Isaac Celnikier, peintre et graveur survivant des camps d’extermination est décédé le 11 novembre 2011 à Ivry-sur-Seine.
Dans un bref texte autobiographique, il se décrivait de la manière suivante : « Je suis un survivant du ghetto de Bialystok – précisément, selon les statistiques d’après-guerre, je dois me trouver parmi les 26 survivants sur 50 à 60.000 Juifs de Bialystok anéantis. Il se peut que je sois maintenant parmi les tout derniers, ou le dernier survivant, en quelque sorte un survivant parmi quelques autres de mon propre peuple ».
Isaac Celnikier nait en 1923 à Varsovie. En 1939, il quitte sa ville natale pour celle de Bialystok afin de fuir les armées du IIIe Reich, mais il est ensuite enfermé dans le ghetto de cette cité où la population juive est rassemblée. En 1943, il échappe aux exécutions massives, mais il est déporté et passera notamment par les camps d’Auschwitz, Sachsenhausen et Dachau. Il réussit finalement à s’évader et s’enfuit vers Prague où il commence peu après des études d’art auprès d’Émile Filla, l’une des grandes figures de la modernité tchèque. En 1952, Celnikier revient à Varsovie et y fonde le groupe Arsenal, avant de s’établir en France en 1957. Profondément marqué par l’Holocauste, il fait de ce drame le sujet central de son œuvre, représenter l’irreprésentable. Ses références artistiques sont au départ puisées dans l’art de Rembrandt et Goya. Plus tard, dans sa pratique de la gravure, il s’inspire de l’ensemble de la culture expressionniste (des années 1910 à 1930). Le dessin est donc tendu, les angles vifs, la ligne cassée.
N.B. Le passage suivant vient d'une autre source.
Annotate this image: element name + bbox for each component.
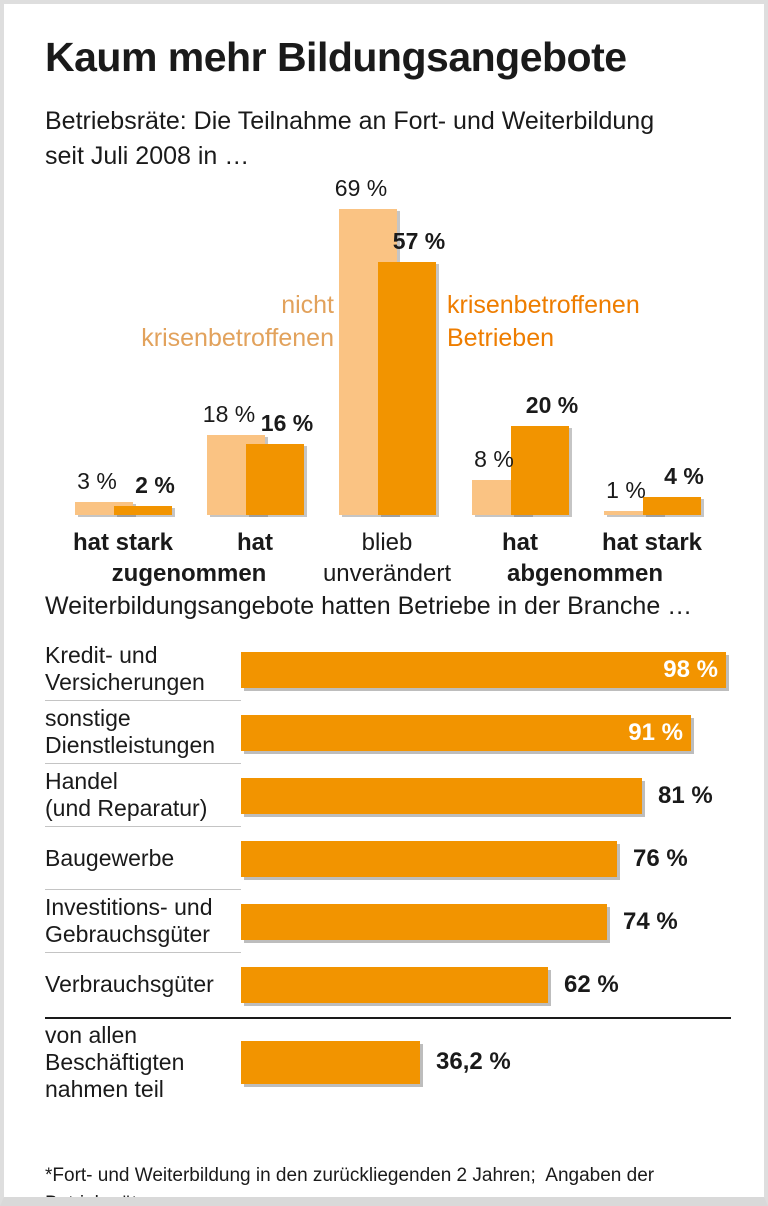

Il utilise des couleurs sombres, rongées par les bruns et les noirs.
L’artiste avait reçu le Prix Mémoire de la Shoah en 1993 et a fait l’objet de nombreuses expositions, en Pologne dès 1989, mais aussi en République tchèque en 1995. Il a aussi été exposé en France, à Toulouse, Montpellier et à Paris où le musée du Judaïsme lui a consacré une exposition en 2007.